Learning through literature

Learning+through+literature

By Alex Harring, Managing Editor

Two weeks ago, a Mississippi school district made national headlines for pulling “To Kill A Mockingbird,” a historical fiction piece with a resonating message about equality and social injustice, from its curriculum. The school district released a statement, saying “the book made people uncomfortable.”

Well, that’s the point.

Harper Lee’s timeless critique of the unspoken racism in the South during the Great Depression wasn’t made for people to read with a smile. Influenced by the Scottsboro trial and the oppressive Jim Crow laws, Lee never had the intent of quelling the tide. She wanted to make people think, and as that Mississippi school district noted, make people “uncomfortable.” But, unlike what the district implied, in a way that is beneficial for the reader.

When I read about how Atticus was treated for defending a black man and the plight of Tom Robinson and Boo Radley in Freshmen English, it was my first experience with mature text that depicted the treatment of minorities before the civil rights movement. The book and the classroom discussions that came with it were my first time truly feeling like I was in the real world.

There’s no question that I grappled with what I was reading, but I learned. Being uncomfortable is often a precondition for change and growth within the human race. When Rosa Parks refused to stand on the bus, or when Martin Luther King Jr. led the March on Washington, they weren’t expecting for everyone to sit by contently. They knew that in the 1950s and ‘60s that many people weren’t open-minded to the idea of equal rights regardless of race, so they made them open-minded.

They wanted people to be shocked. They wanted people to be a bit rattled and tense. They wanted to make people uncomfortable because often times, being uncomfortable is necessary for people to learn.

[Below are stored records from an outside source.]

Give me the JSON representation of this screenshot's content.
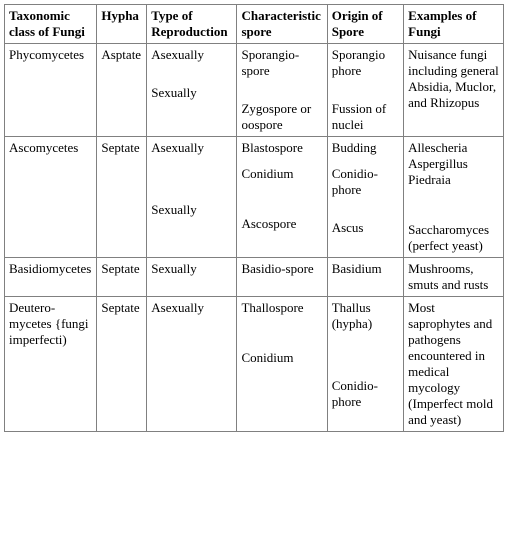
{
  "headers": {
    "c1": "Taxonomic class of Fungi",
    "c2": "Hypha",
    "c3": "Type of Reproduction",
    "c4": "Characteristic spore",
    "c5": "Origin of Spore",
    "c6": "Examples of Fungi"
  },
  "rows": {
    "r1": {
      "class": "Phycomycetes",
      "hypha": "Asptate",
      "repro1": "Asexually",
      "repro2": "Sexually",
      "spore1": "Sporangio-spore",
      "spore2": "Zygospore or oospore",
      "origin1": "Sporangio phore",
      "origin2": "Fussion of nuclei",
      "examples": "Nuisance fungi including general Absidia, Muclor, and Rhizopus"
    },
    "r2": {
      "class": "Ascomycetes",
      "hypha": "Septate",
      "repro1": "Asexually",
      "repro2": "Sexually",
      "spore1": "Blastospore",
      "spore2": "Conidium",
      "spore3": "Ascospore",
      "origin1": "Budding",
      "origin2": "Conidio-phore",
      "origin3": "Ascus",
      "examples1": "Allescheria Aspergillus Piedraia",
      "examples2": "Saccharomyces (perfect yeast)"
    },
    "r3": {
      "class": "Basidiomycetes",
      "hypha": "Septate",
      "repro1": "Sexually",
      "spore1": "Basidio-spore",
      "origin1": "Basidium",
      "examples": "Mushrooms, smuts and rusts"
    },
    "r4": {
      "class": "Deutero-mycetes {fungi imperfecti)",
      "hypha": "Septate",
      "repro1": "Asexually",
      "spore1": "Thallospore",
      "spore2": "Conidium",
      "origin1": "Thallus (hypha)",
      "origin2": "Conidio-phore",
      "examples": "Most saprophytes and pathogens encountered in medical mycology (Imperfect mold and yeast)"
    }
  }
}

When Parks stood her ground and when King led one of the biggest marches in the capital’s history, they did it with the intent of making people uneasy. The people on the bus who turned away from Parks and looked the other way, and those who turned off the radio or changed the channel when coverage of King’s march came on could no longer pretend that civil rights didn’t need to be addressed.

In 2014, a district parent complained about “Huckleberry Finn,” a satire set in the 1840s that was meant to inspire change, because of its use of racial slurs. Calling for the novel to be removed for the curriculum, the parent said that it didn’t need to be in the school, and there were other books that could take its place.

The novela classicwithstood the minor bump in the road. It is still in the American Literature curriculum, with a pre-note from the district that teachers read with the class about the appropriate use of slurs when reading in the classroom.

No one can deny that the language in “Huckleberry Finn” is extremely derogatory. However, it is writing like this, although potentially uncomfortable to read, that can teach us the most. The language, like Parks’ decision to stand or King’s march, makes you open your eyes and think about what you are looking at, whether you want to or not.

When I began reading “To Kill A Mockingbird,” I remember thinking during a class discussion about how even though I knew segregation was a part of our nation’s history, I never took the initiative to learn more about it before it was required reading. This was because it made me nervous, so when I read the book, it opened my eyes to history and perspective that I wouldn’t have seen otherwise. How could I have not seen the importance of this book and its historical content before it was dropped on my desk by Mrs. Sexton?

In a student body and world so richly diverse as ours, it is the books that may make us uncomfortable that we need. They are going to be the books we remember reading. The classroom conversations about them are going to be the ones we remember having. They are core titles in our curriculum because our district wanted us to have this shared experience in the classroom.

Although we may not realize it at the time, reading “To Kill a Mockingbird” and “Huckleberry Finn” in our English classes shapes us into who we are as citizens of our ever-changing world. Being uncomfortable while reading them makes us focus and understand the text and its real-world implications in a way that can benefit us as people, students and citizens of the world.

Trust me, the uncomfortability is worth it.